Oligodendrocytes may have a different role in the development of multiple sclerosis, study finds

An international team of researchers led by Karolinska Institutet in Sweden have discovered that a cell type in the central nervous system known as oligodendrocytes might have a different role in the development of multiple sclerosis (MS) than previously thought. The findings, published in the journal Neuron, could open for new therapeutical approaches to MS.

MS is driven by immune cells attacking oligodendrocytes and the myelin they produce, which is an insulating layer ensheathing nerve cells. These attacks disrupt information flow in the brain and spinal cord and causes nerve damage that triggers symptoms associated with MS such as tremors and loss of gait.

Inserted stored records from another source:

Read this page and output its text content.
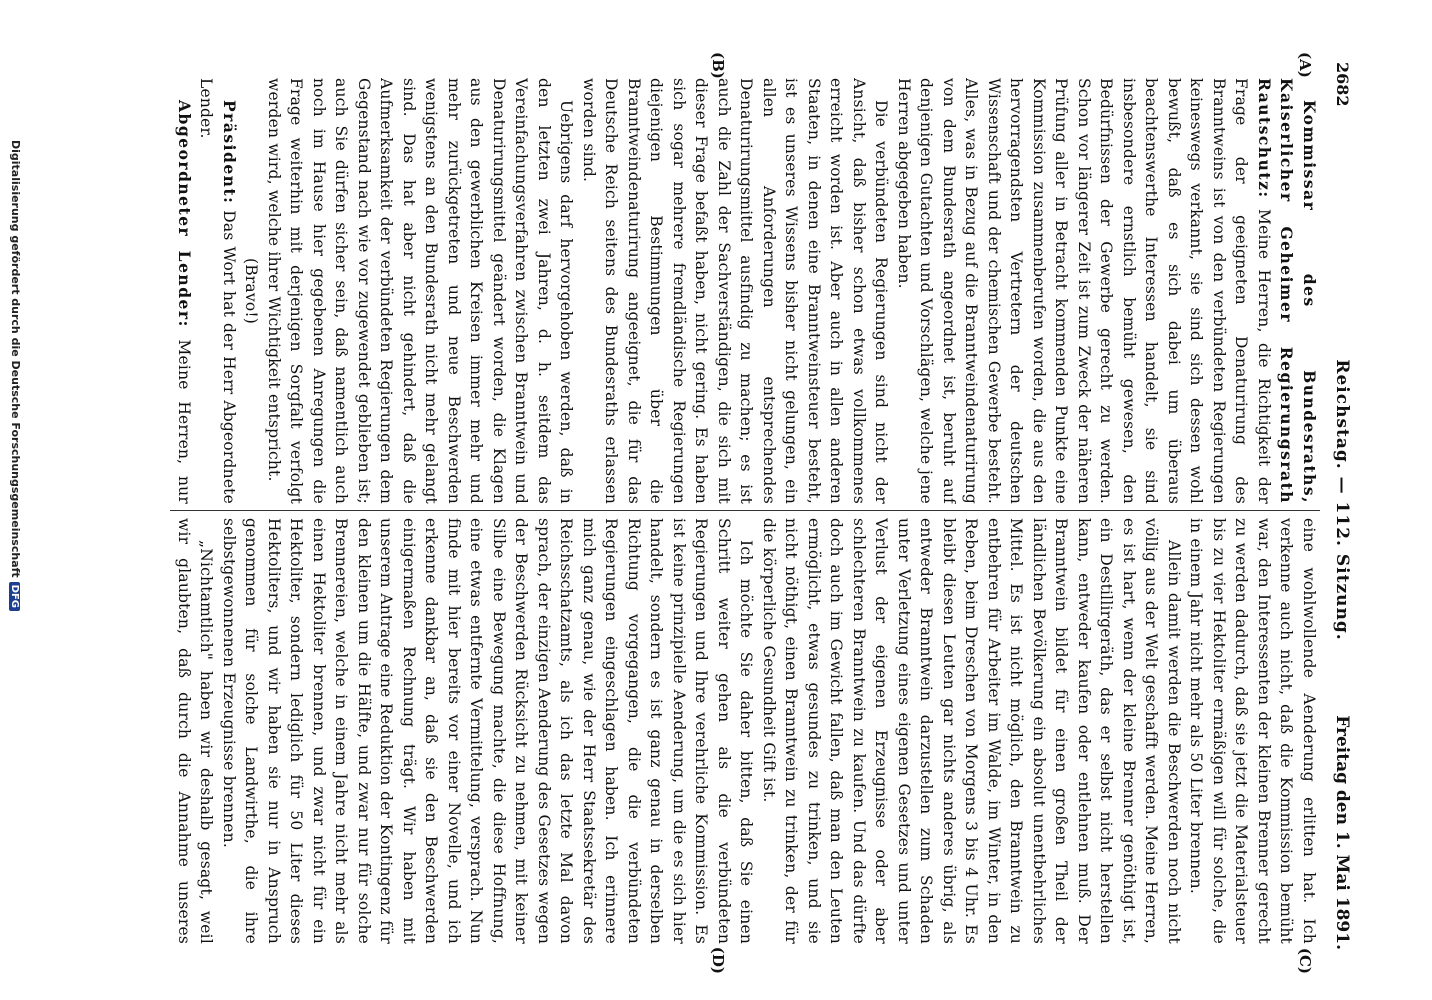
2682
Reichstag. — 112. Sitzung.
Freitag den 1. Mai 1891.
(A)
(B)
(C)
(D)

Kommissar des Bundesraths, Kaiserlicher Geheimer Regierungsrath Rautschutz: Meine Herren, die Richtigkeit der Frage der geeigneten Denaturirung des Branntweins ist von den verbündeten Regierungen keineswegs verkannt, sie sind sich dessen wohl bewußt, daß es sich dabei um überaus beachtenswerthe Interessen handelt, sie sind insbesondere ernstlich bemüht gewesen, den Bedürfnissen der Gewerbe gerecht zu werden. Schon vor längerer Zeit ist zum Zweck der näheren Prüfung aller in Betracht kommenden Punkte eine Kommission zusammenberufen worden, die aus den hervorragendsten Vertretern der deutschen Wissenschaft und der chemischen Gewerbe besteht. Alles, was in Bezug auf die Branntweindenaturirung von dem Bundesrath angeordnet ist, beruht auf denjenigen Gutachten und Vorschlägen, welche jene Herren abgegeben haben.

Die verbündeten Regierungen sind nicht der Ansicht, daß bisher schon etwas vollkommenes erreicht worden ist. Aber auch in allen anderen Staaten, in denen eine Branntweinsteuer besteht, ist es unseres Wissens bisher nicht gelungen, ein allen Anforderungen entsprechendes Denaturirungsmittel ausfindig zu machen; es ist auch die Zahl der Sachverständigen, die sich mit dieser Frage befaßt haben, nicht gering. Es haben sich sogar mehrere fremdländische Regierungen diejenigen Bestimmungen über die Branntweindenaturirung angeeignet, die für das Deutsche Reich seitens des Bundesraths erlassen worden sind.

Uebrigens darf hervorgehoben werden, daß in den letzten zwei Jahren, d. h. seitdem das Vereinfachungsverfahren zwischen Branntwein und Denaturirungsmittel geändert worden, die Klagen aus den gewerblichen Kreisen immer mehr und mehr zurückgetreten und neue Beschwerden wenigstens an den Bundesrath nicht mehr gelangt sind. Das hat aber nicht gehindert, daß die Aufmerksamkeit der verbündeten Regierungen dem Gegenstand nach wie vor zugewendet geblieben ist; auch Sie dürfen sicher sein, daß namentlich auch noch im Hause hier gegebenen Anregungen die Frage weiterhin mit derjenigen Sorgfalt verfolgt werden wird, welche ihrer Wichtigkeit entspricht.

(Bravo!)

Präsident: Das Wort hat der Herr Abgeordnete Lender.

Abgeordneter Lender: Meine Herren, nur

eine wohlwollende Aenderung erlitten hat. Ich verkenne auch nicht, daß die Kommission bemüht war, den Interessenten der kleinen Brenner gerecht zu werden dadurch, daß sie jetzt die Materialsteuer bis zu vier Hektoliter ermäßigen will für solche, die in einem Jahr nicht mehr als 50 Liter brennen.

Allein damit werden die Beschwerden noch nicht völlig aus der Welt geschafft werden. Meine Herren, es ist hart, wenn der kleine Brenner genöthigt ist, ein Destillirgeräth, das er selbst nicht herstellen kann, entweder kaufen oder entlehnen muß. Der Branntwein bildet für einen großen Theil der ländlichen Bevölkerung ein absolut unentbehrliches Mittel. Es ist nicht möglich, den Branntwein zu entbehren für Arbeiter im Walde, im Winter, in den Reben, beim Dreschen von Morgens 3 bis 4 Uhr. Es bleibt diesen Leuten gar nichts anderes übrig, als entweder Branntwein darzustellen zum Schaden unter Verletzung eines eigenen Gesetzes und unter Verlust der eigenen Erzeugnisse oder aber schlechteren Branntwein zu kaufen. Und das dürfte doch auch im Gewicht fallen, daß man den Leuten ermöglicht, etwas gesundes zu trinken, und sie nicht nöthigt, einen Branntwein zu trinken, der für die körperliche Gesundheit Gift ist.

Ich möchte Sie daher bitten, daß Sie einen Schritt weiter gehen als die verbündeten Regierungen und Ihre verehrliche Kommission. Es ist keine prinzipielle Aenderung, um die es sich hier handelt, sondern es ist ganz genau in derselben Richtung vorgegangen, die die verbündeten Regierungen eingeschlagen haben. Ich erinnere mich ganz genau, wie der Herr Staatssekretär des Reichsschatzamts, als ich das letzte Mal davon sprach, der einzigen Aenderung des Gesetzes wegen der Beschwerden Rücksicht zu nehmen, mit keiner Silbe eine Bewegung machte, die diese Hoffnung, eine etwas entfernte Vermittelung, versprach. Nun finde mit hier bereits vor einer Novelle, und ich erkenne dankbar an, daß sie den Beschwerden einigermaßen Rechnung trägt. Wir haben mit unserem Antrage eine Reduktion der Kontingenz für den kleinen um die Hälfte, und zwar nur für solche Brennereien, welche in einem Jahre nicht mehr als einen Hektoliter brennen, und zwar nicht für ein Hektoliter, sondern lediglich für 50 Liter dieses Hektoliters, und wir haben sie nur in Anspruch genommen für solche Landwirthe, die ihre selbstgewonnenen Erzeugnisse brennen.

„Nichtamtlich" haben wir deshalb gesagt, weil wir glaubten, daß durch die Annahme unseres

Digitalisierung gefördert durch die Deutsche ForschungsgemeinschaftDFG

Understanding which mechanisms influence the risk of MS is central to finding effective therapies. Previous genetic studies have found regions in the human genome that contain mutations (single nucleotide polymorphisms) associated with increased risk of MS. Many of these regions are localized near genes that are active in immune cells.

Open configuration of the genome

In this study, the researchers show in mice and human brain samples that oligodendrocytes and their progenitors have an open configuration of the genome near immune genes and at MS-risk associated regions. This suggests that the MS risk mutations may have a role in the activation of nearby genes in oligodendrocytes and their progenitors, meaning they could play a more important part than previously thought in the development of MS.

Our findings suggest that the risk for multiple sclerosis might manifest by misfunction not only of immune cells, but also of oligodendrocytes and their precursor cells."

Gonçalo Castelo-Branco, Professor, Department of Medical Biochemistry and Biophysics, Karolinska Institutet

Gonçalo Castelo-Branco conducted the study with co-first authors Mandy Meijer, a PhD student, and Eneritz Agirre, a researcher.

"These findings indicate that these cells can also be targeted for therapeutical approaches for MS, to prevent misfunction that might be caused by these mutations."